In March 2020, the World Health Organization declared the outbreak of the COVID-19 virus a global pandemic. The ultimate impacts of the COVID-19 pandemic and related economic conditions on the Company’s results remain uncertain. The scope, duration and magnitude of the direct and indirect effects of the COVID-19 pandemic continue to evolve and in ways that are difficult to fully anticipate. At this time, the Company cannot reasonably estimate the full impact of the pandemic on the Company, given the uncertainty over the duration and severity of the economic crisis.

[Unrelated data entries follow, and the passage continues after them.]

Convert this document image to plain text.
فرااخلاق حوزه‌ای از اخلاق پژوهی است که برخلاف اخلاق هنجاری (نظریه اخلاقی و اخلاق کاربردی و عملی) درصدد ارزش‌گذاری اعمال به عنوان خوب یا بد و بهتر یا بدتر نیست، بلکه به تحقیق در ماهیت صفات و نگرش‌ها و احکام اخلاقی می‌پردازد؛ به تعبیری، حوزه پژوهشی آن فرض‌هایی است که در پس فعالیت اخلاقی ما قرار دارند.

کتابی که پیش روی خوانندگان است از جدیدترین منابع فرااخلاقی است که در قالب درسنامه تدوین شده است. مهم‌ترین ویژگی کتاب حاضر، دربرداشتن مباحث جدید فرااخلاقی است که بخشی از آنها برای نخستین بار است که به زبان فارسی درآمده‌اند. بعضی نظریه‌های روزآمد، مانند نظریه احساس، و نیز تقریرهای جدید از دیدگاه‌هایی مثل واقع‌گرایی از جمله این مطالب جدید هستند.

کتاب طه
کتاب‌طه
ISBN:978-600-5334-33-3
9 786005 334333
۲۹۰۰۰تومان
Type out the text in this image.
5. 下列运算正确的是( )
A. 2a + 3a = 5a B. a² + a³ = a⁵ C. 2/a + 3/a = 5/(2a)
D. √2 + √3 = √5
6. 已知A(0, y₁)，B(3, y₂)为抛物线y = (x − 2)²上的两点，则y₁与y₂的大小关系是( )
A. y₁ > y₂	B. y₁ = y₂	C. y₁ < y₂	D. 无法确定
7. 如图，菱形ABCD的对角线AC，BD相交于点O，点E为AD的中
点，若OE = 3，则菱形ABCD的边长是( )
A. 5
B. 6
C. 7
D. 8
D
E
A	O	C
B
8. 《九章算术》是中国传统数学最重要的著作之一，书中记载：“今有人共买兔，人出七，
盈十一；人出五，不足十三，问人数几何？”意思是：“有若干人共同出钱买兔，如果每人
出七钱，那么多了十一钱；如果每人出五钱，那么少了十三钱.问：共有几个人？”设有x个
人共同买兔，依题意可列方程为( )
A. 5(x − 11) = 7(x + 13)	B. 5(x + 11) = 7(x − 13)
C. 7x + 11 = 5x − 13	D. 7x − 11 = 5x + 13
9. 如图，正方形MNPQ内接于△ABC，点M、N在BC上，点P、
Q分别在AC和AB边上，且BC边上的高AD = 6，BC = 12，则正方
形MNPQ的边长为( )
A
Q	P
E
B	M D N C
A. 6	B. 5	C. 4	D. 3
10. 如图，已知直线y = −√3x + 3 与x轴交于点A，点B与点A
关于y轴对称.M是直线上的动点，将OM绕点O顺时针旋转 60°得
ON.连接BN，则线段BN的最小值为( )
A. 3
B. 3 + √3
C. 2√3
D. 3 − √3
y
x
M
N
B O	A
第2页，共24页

As previously disclosed in Company’s Annual Report on Form 10-K for the year ended December 31, 2020, as amended, the Company restated its previously issued consolidated financial statements for periods following the Business Combination through December 31, 2020 to make accounting corrections related to Warrant accounting. This Annual Report on Form 10-K reflects the restated consolidated financial statements as of December 31, 2020 and 2019, for the period from July 11, 2019 to December 31, 2019, for the year ended December 31, 2020 and the quarterly periods therein.